SELM: Enhancing Speech Emotion Recognition for Out-of-Domain Scenarios
Hazim Bukhari, Soham Deshmukh, Hira Dhamyal, Bhiksha Raj, Rita Singh
TL;DR
This work reframes Speech Emotion Recognition (SER) as conditional text-token generation, addressing poor Out-of-Domain (OOD) generalization by leveraging an audio-conditioned language model (SELM). SELM fuses a frozen Wav2Vec2 encoder with a GPT-2-based LM, using learnable audio and text mappers to produce emotion tokens that are mapped to discrete classes, trained on 315k triplets spanning categorical, sentiment, and dimensional views.

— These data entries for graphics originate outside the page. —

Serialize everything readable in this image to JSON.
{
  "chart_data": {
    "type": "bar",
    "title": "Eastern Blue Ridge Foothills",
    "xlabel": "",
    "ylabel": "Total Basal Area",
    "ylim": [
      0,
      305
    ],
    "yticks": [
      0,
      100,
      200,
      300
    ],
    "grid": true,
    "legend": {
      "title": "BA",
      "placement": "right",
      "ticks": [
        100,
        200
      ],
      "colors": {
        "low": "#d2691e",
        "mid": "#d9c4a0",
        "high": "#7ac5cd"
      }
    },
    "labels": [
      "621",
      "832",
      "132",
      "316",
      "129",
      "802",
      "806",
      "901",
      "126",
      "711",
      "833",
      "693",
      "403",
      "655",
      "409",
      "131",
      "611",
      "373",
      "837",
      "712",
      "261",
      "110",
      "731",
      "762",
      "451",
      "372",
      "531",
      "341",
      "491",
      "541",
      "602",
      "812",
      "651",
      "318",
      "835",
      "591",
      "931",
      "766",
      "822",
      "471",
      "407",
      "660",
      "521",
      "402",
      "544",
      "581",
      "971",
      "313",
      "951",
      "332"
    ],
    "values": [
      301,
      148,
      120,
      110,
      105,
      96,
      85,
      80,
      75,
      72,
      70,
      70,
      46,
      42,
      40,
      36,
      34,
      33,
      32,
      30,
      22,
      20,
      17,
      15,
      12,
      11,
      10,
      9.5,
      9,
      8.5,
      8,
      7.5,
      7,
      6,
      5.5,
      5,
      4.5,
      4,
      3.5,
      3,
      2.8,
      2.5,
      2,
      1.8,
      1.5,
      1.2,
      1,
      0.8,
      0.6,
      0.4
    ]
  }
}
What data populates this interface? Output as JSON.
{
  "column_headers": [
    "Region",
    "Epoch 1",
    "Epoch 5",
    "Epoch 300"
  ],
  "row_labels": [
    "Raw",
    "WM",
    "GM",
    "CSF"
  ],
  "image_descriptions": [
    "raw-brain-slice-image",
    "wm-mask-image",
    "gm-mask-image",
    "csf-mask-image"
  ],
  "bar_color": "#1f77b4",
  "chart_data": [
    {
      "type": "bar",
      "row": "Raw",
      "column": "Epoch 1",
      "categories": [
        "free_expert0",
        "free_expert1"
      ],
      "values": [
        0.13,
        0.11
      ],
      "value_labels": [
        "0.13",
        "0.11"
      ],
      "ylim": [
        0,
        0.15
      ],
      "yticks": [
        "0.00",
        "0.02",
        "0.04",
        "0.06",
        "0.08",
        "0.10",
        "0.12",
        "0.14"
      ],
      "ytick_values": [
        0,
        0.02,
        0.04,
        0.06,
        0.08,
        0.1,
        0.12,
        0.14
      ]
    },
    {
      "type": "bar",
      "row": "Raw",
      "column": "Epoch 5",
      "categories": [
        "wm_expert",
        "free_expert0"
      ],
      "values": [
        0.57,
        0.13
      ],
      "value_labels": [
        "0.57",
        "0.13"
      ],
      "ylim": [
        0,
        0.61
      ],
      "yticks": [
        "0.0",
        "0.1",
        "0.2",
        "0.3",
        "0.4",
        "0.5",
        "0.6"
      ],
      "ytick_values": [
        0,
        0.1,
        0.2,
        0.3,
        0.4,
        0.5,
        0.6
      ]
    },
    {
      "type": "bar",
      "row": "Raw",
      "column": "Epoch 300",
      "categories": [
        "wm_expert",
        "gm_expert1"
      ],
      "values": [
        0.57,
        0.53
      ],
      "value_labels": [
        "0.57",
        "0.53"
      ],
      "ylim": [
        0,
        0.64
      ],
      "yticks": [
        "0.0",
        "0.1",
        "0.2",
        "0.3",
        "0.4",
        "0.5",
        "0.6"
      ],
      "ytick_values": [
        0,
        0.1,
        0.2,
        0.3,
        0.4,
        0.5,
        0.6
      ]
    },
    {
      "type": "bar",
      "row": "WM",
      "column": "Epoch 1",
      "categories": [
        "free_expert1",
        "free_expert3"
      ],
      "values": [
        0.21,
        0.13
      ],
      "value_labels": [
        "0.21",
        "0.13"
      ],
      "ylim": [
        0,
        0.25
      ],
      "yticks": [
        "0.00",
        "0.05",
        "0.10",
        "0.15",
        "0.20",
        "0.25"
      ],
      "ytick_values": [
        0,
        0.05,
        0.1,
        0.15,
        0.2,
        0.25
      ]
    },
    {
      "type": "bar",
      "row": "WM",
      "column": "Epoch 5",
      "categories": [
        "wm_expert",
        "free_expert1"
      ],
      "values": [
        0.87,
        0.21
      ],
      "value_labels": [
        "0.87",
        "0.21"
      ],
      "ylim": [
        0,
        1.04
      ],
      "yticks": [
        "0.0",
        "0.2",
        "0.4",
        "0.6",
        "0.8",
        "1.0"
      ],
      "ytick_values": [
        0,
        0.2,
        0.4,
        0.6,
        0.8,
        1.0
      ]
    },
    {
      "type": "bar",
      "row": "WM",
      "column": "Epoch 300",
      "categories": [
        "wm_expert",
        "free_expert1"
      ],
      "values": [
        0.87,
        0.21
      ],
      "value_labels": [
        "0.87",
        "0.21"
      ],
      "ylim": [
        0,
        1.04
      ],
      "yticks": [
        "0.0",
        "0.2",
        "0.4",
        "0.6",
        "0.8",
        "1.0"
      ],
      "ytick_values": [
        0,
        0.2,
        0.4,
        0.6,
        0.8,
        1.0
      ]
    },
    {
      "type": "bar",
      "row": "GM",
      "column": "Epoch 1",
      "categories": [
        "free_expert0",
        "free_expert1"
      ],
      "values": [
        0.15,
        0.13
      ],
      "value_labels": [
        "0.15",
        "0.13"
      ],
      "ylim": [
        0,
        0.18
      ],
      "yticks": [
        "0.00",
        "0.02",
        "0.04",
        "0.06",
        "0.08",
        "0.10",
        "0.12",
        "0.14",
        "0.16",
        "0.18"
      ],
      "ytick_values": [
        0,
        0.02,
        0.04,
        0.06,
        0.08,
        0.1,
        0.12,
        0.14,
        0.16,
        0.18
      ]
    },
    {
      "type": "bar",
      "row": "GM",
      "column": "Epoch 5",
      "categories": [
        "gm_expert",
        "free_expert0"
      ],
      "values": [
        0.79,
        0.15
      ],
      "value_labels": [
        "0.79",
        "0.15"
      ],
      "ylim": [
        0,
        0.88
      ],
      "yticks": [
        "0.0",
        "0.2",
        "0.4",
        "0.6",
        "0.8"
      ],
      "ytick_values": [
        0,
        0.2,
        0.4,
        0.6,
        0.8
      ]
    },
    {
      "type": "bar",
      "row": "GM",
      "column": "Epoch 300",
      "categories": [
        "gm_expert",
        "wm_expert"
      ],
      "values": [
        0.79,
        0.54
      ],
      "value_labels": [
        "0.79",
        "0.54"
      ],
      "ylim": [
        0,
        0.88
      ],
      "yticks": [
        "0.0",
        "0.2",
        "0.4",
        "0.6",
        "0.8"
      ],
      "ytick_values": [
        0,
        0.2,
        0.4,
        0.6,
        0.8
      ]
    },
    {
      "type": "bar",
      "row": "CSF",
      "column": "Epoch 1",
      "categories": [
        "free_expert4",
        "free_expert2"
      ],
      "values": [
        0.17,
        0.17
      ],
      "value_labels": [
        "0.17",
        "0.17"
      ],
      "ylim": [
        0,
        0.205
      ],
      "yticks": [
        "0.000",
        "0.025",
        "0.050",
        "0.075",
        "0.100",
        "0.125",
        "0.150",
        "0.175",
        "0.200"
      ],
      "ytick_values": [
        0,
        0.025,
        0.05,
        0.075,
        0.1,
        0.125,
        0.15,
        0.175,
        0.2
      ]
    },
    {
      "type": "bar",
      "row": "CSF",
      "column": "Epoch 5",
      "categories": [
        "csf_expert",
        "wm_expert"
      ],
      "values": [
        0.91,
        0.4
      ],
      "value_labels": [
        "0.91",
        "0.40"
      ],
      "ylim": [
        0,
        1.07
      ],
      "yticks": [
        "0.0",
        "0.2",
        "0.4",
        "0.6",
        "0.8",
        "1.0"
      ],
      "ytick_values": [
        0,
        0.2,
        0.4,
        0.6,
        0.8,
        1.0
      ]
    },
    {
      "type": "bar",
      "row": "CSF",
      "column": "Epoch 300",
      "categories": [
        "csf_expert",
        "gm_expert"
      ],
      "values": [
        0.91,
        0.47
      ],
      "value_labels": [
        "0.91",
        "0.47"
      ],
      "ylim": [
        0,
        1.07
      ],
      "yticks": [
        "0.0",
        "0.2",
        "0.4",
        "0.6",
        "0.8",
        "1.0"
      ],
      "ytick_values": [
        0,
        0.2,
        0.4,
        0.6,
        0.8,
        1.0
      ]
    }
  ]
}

Evaluated on three unseen datasets (RAVDESS, CREMA-D, IEMOCAP), SELM achieves significant improvements in OOD settings and benefits from Few-Shot Learning, demonstrating robust cross-domain emotion understanding. The approach highlights the value of decomposing SER into acoustic modeling plus language-model reweighting, offering practical gains for in-the-wild emotion recognition and adaptable deployment with limited labeled data.
Abstract
Speech Emotion Recognition (SER) has been traditionally formulated as a classification task. However, emotions are generally a spectrum whose distribution varies from situation to situation leading to poor Out-of-Domain (OOD) performance. We take inspiration from statistical formulation of Automatic Speech Recognition (ASR) and formulate the SER task as generating the most likely sequence of text tokens to infer emotion. The formulation breaks SER into predicting acoustic model features weighted by language model prediction. As an instance of this approach, we present SELM, an audio-conditioned language model for SER that predicts different emotion views. We train SELM on curated speech emotion corpus and test it on three OOD datasets (RAVDESS, CREMAD, IEMOCAP) not used in training. SELM achieves significant improvements over the state-of-the-art baselines, with 17% and 7% relative accuracy gains for RAVDESS and CREMA-D, respectively. Moreover, SELM can further boost its performance by Few-Shot Learning using a few annotated examples. The results highlight the effectiveness of our SER formulation, especially to improve performance in OOD scenarios.